The Shute Shield is targeting a July 25 kick-off for its 2020 competition in a format that will see club rugby played deep into November.

Sydney Rugby Union President Philip Parsons said in a video message on Sunday that the competition was aiming to start on July 25, just over three months after its regular scheduled start of April 4.

Parsons outlined a plan for a 12-team, 16-round competition that would culminate in a three-week finals series.

That timeline wold see a Shute Shield Grand Final potentially played on Saturday November 14, under lights.

It’s not clear exactly which teams would make up the 12, but it is expected that Penrith could be making a return to the competition while a Newcastle team has also been reportedly floated in recent weeks.

“We are looking at a notional start date of 25th of July,” he said.

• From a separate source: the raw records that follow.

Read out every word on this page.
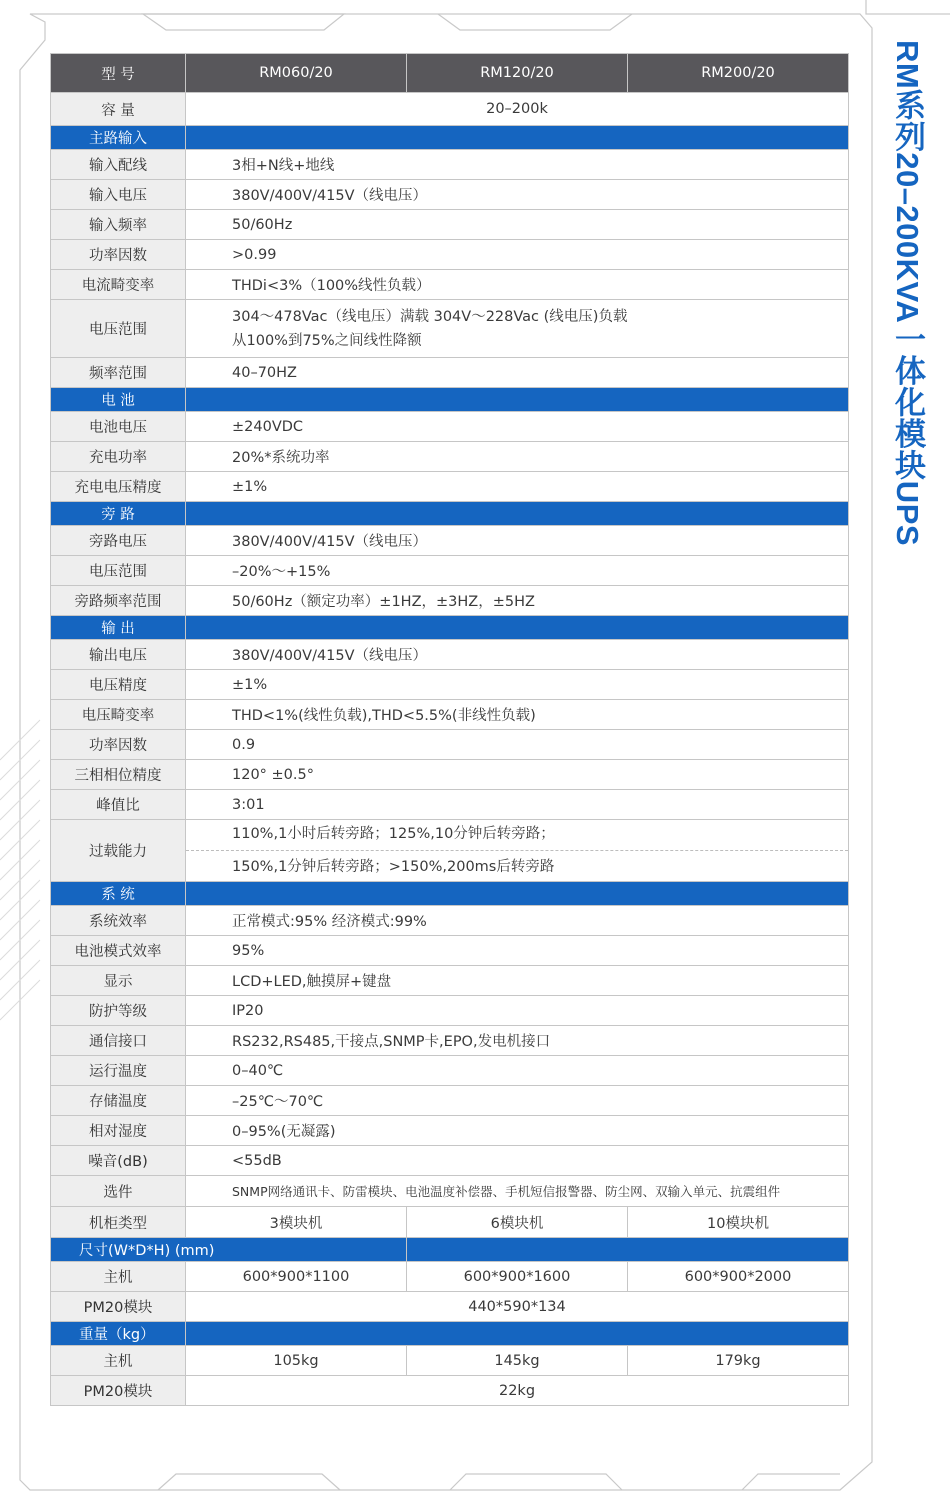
RM系列20–200KVA一体化模块UPS
型 号	RM060/20	RM120/20	RM200/20
容 量	20–200k		
主路输入			
输入配线	3相+N线+地线		
输入电压	380V/400V/415V（线电压）		
输入频率	50/60Hz		
功率因数	>0.99		
电流畸变率	THDi<3%（100%线性负载）		
电压范围	304～478Vac（线电压）满载 304V～228Vac (线电压)负载
从100%到75%之间线性降额		

频率范围	40–70HZ		
电 池			
电池电压	±240VDC		
充电功率	20%*系统功率		
充电电压精度	±1%		
旁 路			
旁路电压	380V/400V/415V（线电压）		
电压范围	–20%～+15%		
旁路频率范围	50/60Hz（额定功率）±1HZ，±3HZ，±5HZ		
输 出			
输出电压	380V/400V/415V（线电压）		
电压精度	±1%		
电压畸变率	THD<1%(线性负载),THD<5.5%(非线性负载)		
功率因数	0.9		
三相相位精度	120° ±0.5°		
峰值比	3:01		
过载能力	110%,1小时后转旁路；125%,10分钟后转旁路；
150%,1分钟后转旁路；>150%,200ms后转旁路		

系 统			
系统效率	正常模式:95% 经济模式:99%		
电池模式效率	95%		
显示	LCD+LED,触摸屏+键盘		
防护等级	IP20		
通信接口	RS232,RS485,干接点,SNMP卡,EPO,发电机接口		
运行温度	0–40℃		
存储温度	–25℃～70℃		
相对湿度	0–95%(无凝露)		
噪音(dB)	<55dB		
选件	SNMP网络通讯卡、防雷模块、电池温度补偿器、手机短信报警器、防尘网、双输入单元、抗震组件		
机柜类型	3模块机	6模块机	10模块机
尺寸(W*D*H) (mm)			
主机	600*900*1100	600*900*1600	600*900*2000
PM20模块	440*590*134		
重量（kg）			
主机	105kg	145kg	179kg
PM20模块	22kg		
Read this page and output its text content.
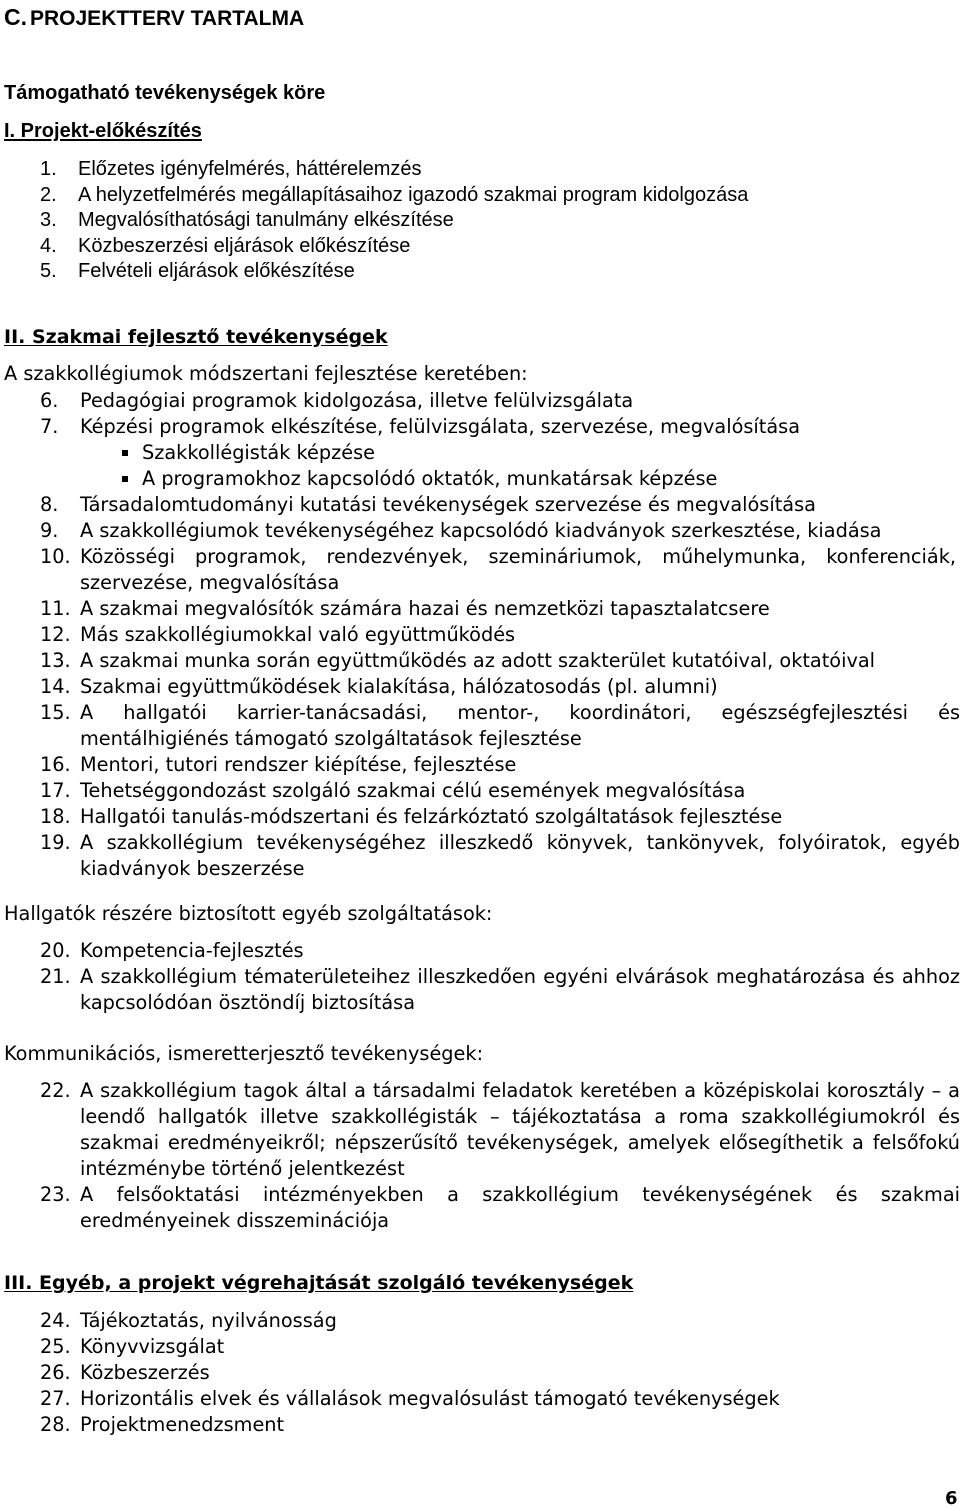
C. PROJEKTTERV TARTALMA
Támogatható tevékenységek köre
I. Projekt-előkészítés
1. Előzetes igényfelmérés, háttérelemzés
2. A helyzetfelmérés megállapításaihoz igazodó szakmai program kidolgozása
3. Megvalósíthatósági tanulmány elkészítése
4. Közbeszerzési eljárások előkészítése
5. Felvételi eljárások előkészítése
II. Szakmai fejlesztő tevékenységek
A szakkollégiumok módszertani fejlesztése keretében:
6. Pedagógiai programok kidolgozása, illetve felülvizsgálata
7. Képzési programok elkészítése, felülvizsgálata, szervezése, megvalósítása
Szakkollégisták képzése
A programokhoz kapcsolódó oktatók, munkatársak képzése
8. Társadalomtudományi kutatási tevékenységek szervezése és megvalósítása
9. A szakkollégiumok tevékenységéhez kapcsolódó kiadványok szerkesztése, kiadása
10. Közösségi programok, rendezvények, szemináriumok, műhelymunka, konferenciák, szervezése, megvalósítása
11. A szakmai megvalósítók számára hazai és nemzetközi tapasztalatcsere
12. Más szakkollégiumokkal való együttműködés
13. A szakmai munka során együttműködés az adott szakterület kutatóival, oktatóival
14. Szakmai együttműködések kialakítása, hálózatosodás (pl. alumni)
15. A hallgatói karrier-tanácsadási, mentor-, koordinátori, egészségfejlesztési és mentálhigiénés támogató szolgáltatások fejlesztése
16. Mentori, tutori rendszer kiépítése, fejlesztése
17. Tehetséggondozást szolgáló szakmai célú események megvalósítása
18. Hallgatói tanulás-módszertani és felzárkóztató szolgáltatások fejlesztése
19. A szakkollégium tevékenységéhez illeszkedő könyvek, tankönyvek, folyóiratok, egyéb kiadványok beszerzése
Hallgatók részére biztosított egyéb szolgáltatások:
20. Kompetencia-fejlesztés
21. A szakkollégium tématerületeihez illeszkedően egyéni elvárások meghatározása és ahhoz kapcsolódóan ösztöndíj biztosítása
Kommunikációs, ismeretterjesztő tevékenységek:
22. A szakkollégium tagok által a társadalmi feladatok keretében a középiskolai korosztály – a leendő hallgatók illetve szakkollégisták – tájékoztatása a roma szakkollégiumokról és szakmai eredményeikről; népszerűsítő tevékenységek, amelyek elősegíthetik a felsőfokú intézménybe történő jelentkezést
23. A felsőoktatási intézményekben a szakkollégium tevékenységének és szakmai eredményeinek disszeminációja
III. Egyéb, a projekt végrehajtását szolgáló tevékenységek
24. Tájékoztatás, nyilvánosság
25. Könyvvizsgálat
26. Közbeszerzés
27. Horizontális elvek és vállalások megvalósulást támogató tevékenységek
28. Projektmenedzsment
6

“We will be working with the public health authorities around that date. We certainly will be taking their direction and of course it’ll be subject to return to play protocols and public health directions.

“Planning on 12 clubs, seven teams, we are looking at a grand final date around the 14th of November which will be under lights, working through ground availability.

“That’s the positive news – the date could change, there variations on all that but certainly the clubs will be preparing for that date.”

Currently, the NSW government has not indicated any plans to ease lockdown restrictions but the number and rate of coronavirus cases has been slowing.

The Shute Shield news comes days after the Queensland Rugby Union announced its plans for community rugby to return on July 1, with training resuming on June 1.

July is also been pencilled in as the month that professional rugby could return, pending lockdown restrictions.

Parsons also took the opportunity to discourage internet trolls after a week in which Rugby AU CEO Raelene Castle, the subject of much online abuse, resigned.

“Every time someone pulls the game down by airing grievances publicly and negative comments on Facebook pages and publicly pulling our game down, we’re not better for it, we’re worse,” he said.

“Every time that happens sponsor takes another step towards the door or they’re reluctant to sponsor, parents become more reluctant to have kids play rugby union, it’s really unhelpful. “Some of the comments about Raelene is appalling. I wish it would stop.

“No doubt that the game nationally is struggling, we’re not in denial about that but we’ll focus on what we’ll do well and that’s working with out districts and our volunteers and our sponsors and our players and we’ll try and keep out of it all.”

Parsons welcomed moves from 10 former Wallabies captains to call for a review into Australian rugby, saying he eagerly anticipated some tangible outcomes from their calls for change,

“It’s great to have those 10 captains coming out and talking to their commitment to community rugby…Making that public statement about making changes to support community rugby across Australia, it’s a big call,” he said.

“They made that publicly and they’re accountable now, that shows strength and courage.

“I look forward to seeing the outcomes of their public statements.

“They’re accountable, they accept that challenge, they’re quite open about it and I look forward to it.”